Na segunda parte, ambas as equipas voltaram do intervalo sem alterações mas Portugal estava a tomar conta da totalidade da iniciativa, resguardando mais a posse de bola do que havia feito no primeiro tempo para ir empurrando, lance a lance, o Luxemburgo para mais perto da própria baliza. José Fonte ficou perto de ampliar o resultado com um cabeceamento depois de um pontapé de canto na esquerda (50′) mas a Seleção estava presa entre a necessidade de segurar a vitória e a fragilidade da vantagem mínima. Tendência que ficou provada já perto da hora de jogo, com a entrada de João Moutinho.

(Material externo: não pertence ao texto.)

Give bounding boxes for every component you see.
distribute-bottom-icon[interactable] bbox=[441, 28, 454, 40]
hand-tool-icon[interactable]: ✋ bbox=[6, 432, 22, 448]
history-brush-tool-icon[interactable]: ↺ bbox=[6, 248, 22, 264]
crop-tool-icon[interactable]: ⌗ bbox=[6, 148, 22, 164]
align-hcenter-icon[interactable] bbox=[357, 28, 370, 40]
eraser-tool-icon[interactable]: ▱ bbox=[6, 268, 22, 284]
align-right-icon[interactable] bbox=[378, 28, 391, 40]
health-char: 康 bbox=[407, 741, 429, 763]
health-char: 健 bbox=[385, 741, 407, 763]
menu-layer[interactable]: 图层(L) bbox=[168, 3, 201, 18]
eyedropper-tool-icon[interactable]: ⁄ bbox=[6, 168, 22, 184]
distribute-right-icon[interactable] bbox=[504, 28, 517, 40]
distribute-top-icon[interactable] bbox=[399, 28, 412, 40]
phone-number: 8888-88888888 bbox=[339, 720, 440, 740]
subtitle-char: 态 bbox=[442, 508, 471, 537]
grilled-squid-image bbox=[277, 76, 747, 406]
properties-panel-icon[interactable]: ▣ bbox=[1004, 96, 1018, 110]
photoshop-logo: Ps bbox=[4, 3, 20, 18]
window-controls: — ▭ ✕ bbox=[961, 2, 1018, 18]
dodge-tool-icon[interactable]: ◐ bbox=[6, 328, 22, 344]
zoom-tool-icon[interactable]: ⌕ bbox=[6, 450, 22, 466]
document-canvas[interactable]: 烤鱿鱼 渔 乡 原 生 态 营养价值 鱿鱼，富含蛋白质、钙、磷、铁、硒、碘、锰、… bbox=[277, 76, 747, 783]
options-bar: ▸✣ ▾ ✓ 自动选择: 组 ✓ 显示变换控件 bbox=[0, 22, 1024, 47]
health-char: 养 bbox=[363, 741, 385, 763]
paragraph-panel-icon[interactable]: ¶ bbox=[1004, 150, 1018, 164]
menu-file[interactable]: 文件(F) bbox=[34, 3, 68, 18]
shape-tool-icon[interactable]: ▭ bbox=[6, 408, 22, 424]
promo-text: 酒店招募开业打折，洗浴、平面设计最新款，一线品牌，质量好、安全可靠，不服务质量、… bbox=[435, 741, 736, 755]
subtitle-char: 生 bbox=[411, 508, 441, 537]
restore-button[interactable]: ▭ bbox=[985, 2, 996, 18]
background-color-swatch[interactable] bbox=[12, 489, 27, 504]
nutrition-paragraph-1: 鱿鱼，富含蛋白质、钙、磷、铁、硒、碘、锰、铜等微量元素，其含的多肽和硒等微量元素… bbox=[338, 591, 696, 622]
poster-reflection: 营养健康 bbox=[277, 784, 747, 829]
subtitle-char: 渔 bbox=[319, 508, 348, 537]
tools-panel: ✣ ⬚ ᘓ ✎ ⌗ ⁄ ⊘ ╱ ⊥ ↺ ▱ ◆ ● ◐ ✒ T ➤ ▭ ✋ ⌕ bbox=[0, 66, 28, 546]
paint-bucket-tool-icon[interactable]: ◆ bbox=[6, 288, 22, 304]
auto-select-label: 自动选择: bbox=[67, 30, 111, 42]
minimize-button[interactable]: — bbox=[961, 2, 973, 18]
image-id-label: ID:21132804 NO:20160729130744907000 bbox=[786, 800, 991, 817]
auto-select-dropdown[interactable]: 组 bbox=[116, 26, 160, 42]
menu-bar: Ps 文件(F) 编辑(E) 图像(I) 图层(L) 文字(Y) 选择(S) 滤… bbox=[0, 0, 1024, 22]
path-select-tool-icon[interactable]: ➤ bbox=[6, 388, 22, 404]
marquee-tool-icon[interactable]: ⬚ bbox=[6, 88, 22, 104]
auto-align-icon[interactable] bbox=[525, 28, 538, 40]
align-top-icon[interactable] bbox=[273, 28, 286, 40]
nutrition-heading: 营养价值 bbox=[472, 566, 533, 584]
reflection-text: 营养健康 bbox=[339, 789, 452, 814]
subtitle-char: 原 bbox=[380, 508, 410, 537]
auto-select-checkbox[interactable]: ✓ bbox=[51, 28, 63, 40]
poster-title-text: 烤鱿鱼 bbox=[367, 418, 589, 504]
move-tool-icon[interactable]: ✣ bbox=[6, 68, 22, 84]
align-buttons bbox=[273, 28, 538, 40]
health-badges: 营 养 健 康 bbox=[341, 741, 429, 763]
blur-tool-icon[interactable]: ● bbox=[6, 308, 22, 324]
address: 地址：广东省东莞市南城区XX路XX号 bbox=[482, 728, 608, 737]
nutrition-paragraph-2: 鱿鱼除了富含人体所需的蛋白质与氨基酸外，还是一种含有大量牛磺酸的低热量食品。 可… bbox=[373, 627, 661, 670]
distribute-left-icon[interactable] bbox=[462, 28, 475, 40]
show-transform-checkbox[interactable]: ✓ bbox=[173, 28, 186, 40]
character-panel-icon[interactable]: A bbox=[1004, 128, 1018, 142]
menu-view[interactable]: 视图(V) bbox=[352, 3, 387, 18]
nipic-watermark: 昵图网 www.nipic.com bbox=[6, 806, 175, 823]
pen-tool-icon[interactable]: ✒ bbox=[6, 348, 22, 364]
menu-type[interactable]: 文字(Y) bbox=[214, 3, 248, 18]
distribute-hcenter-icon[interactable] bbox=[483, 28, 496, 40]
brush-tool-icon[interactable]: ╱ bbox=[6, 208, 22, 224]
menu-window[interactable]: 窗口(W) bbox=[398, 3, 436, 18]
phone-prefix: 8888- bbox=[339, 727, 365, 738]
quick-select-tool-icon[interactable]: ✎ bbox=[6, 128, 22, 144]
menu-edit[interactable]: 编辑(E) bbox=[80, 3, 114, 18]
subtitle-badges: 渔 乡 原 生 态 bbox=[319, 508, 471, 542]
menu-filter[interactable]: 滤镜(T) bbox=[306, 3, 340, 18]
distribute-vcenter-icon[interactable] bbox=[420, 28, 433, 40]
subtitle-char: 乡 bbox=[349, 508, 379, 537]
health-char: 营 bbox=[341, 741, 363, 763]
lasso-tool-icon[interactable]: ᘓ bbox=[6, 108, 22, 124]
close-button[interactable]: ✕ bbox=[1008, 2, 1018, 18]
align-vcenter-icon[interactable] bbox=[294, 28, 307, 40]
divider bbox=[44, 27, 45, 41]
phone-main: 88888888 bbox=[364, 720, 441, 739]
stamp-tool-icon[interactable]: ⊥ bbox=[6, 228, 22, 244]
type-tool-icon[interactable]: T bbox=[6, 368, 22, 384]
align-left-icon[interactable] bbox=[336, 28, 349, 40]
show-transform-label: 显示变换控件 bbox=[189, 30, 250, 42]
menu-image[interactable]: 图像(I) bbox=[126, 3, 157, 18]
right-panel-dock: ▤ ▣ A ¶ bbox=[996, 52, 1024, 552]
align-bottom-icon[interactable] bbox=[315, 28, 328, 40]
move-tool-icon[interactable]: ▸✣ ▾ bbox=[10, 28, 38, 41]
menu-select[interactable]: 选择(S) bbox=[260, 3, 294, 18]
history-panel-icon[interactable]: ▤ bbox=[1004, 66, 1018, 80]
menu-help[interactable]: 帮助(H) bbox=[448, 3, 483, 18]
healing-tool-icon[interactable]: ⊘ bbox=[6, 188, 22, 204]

O médio do Wolverhampton entrou para o lugar de Pizzi e o esquema tático português passou do 4x4x2 para o 4x3x3, com Bernardo a juntar-se a Ronaldo e a André Silva na frente e Moutinho a fortalecer o equilíbrio do setor intermédio. Mesmo com o aparente controlo dos destinos na partida, a verdade é que Portugal não conseguia impôr uma superioridade evidente e que descansasse Fernando Santos, já que a bola raramente entrava nos espaços entre os centrais e os laterais e o meio-campo estava cada vez mais afastado do setor mais adiantado. A equipa estava pouco tranquila, a acusar a precariedade do resultado e sem capacidade para exercer uma gestão construtiva e decisiva.

O Luxemburgo reagiu com a entrada de três elementos para o ataque, todos altos e possantes fisicamente, e procurou sempre chegar ao empate através de cruzamentos provenientes das alas que procuravam a superioridade dos avançados em relação aos centrais portugueses. Diogo Jota entrou para o lugar do apagado André Silva mas pouco ou nada conseguiu criar, já que a Seleção Nacional perdeu a posse de bola para o adversário nos últimos dez minutos e passou mesmo os instantes finais a defender o resultado e a vitória. Cristiano Ronaldo ainda ficou perto do segundo golo através de um livre direto (80′), naquele que foi apenas o segundo remate português na segunda parte, mas só conseguiu descansar a Seleção Nacional já a quatro minutos do apito final, depois de um lance de insistência de Diogo Jota (86′).

Portugal conseguiu qualificar-se para o Campeonato da Europa onde vai surgir como campeão em título e evitar o recurso à calculadora. Mesmo sem uma exibição brilhante, a Seleção Nacional conseguiu vencer o Luxemburgo num relvado difícil e que colocou muitos obstáculos e agarrar o segundo lugar do Grupo B do apuramento que vale a sétima fase final de um Europeu consecutiva. A jogar em casa, a seleção portuguesa quer e pode ter começado o início de outra história bonita.